By getting people the loans they need, I can help them reach some financial security. My loans help people by new cars, extend their house and consolidate expensive debts. Once they get their money issues under control they start to do better in all aspects of their life, they have better relationships and start doing better at work. It's great to be the catalyst for positive change in my clients life. If you are also in the financing industry or a client wanting to understand how financing works, please read on. This site is an exploration of how we decide who to lend to and how much we can lend them.
If you are taking out a loan to finance a car, you may want to consider using a down payment. Whether you are taking out a loan from a bank or from a financier who works specifically with people with bad credit, there are a range of benefits of having a down payment. Here's a look at some of the benefits.
1. Lower Monthly Payments
When you make a down payment, you reduce the amount of money you have to finance. As a result, your loan is smaller, and that is reflected in your monthly payments. Although a down payment requires a big chunk of cash upfront, it saves you money every month for the lifetime of your loan.
2. Reduced Interest Payments Over the Course of the Loan
By borrowing less money, you reduce the amount of interest you pay over the lifetime of the loan. For example, imagine you borrowed $10,000 to buy a car. If you have a 6 percent interest rate, you pay $600 in interest on the first year of the loan alone. However, if you have a $2,000 downpayment, for example, you only need to borrow $8,000, and during the first year of the loan, your interest is only $480. That saves you $120 in interest during the first year of the loan, and every following year, you save more on interest.
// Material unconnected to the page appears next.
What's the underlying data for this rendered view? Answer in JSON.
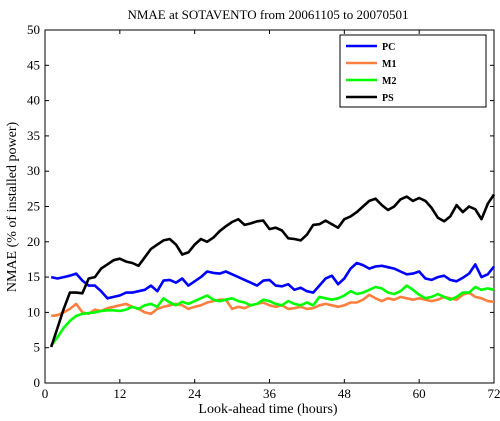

3. Down Payments May Help You Qualify for a Lower Interest Rate
Although making a down payment is not a guarantee that you will receive a low interest rate, in some cases it can help. A down payment directly reduces the amount of money you have to finance, and as a result, it reduces the lender's risk.
Essentially, if you borrow the entire value of the car and you default on the payment, you lose nothing except the car itself when the lender repossesses it. In contrast, if you put some money down, you make that investment into the vehicle, and if you default on the loan, you lose the vehicle as well as the down payment.
Based on this logic, many lenders assume that if you make a down payment, you are more invested in the vehicle and thus less likely to stop making payments. As a result, the risk is lower, and the lender may extend you a lower interest rate, even if you have bad credit.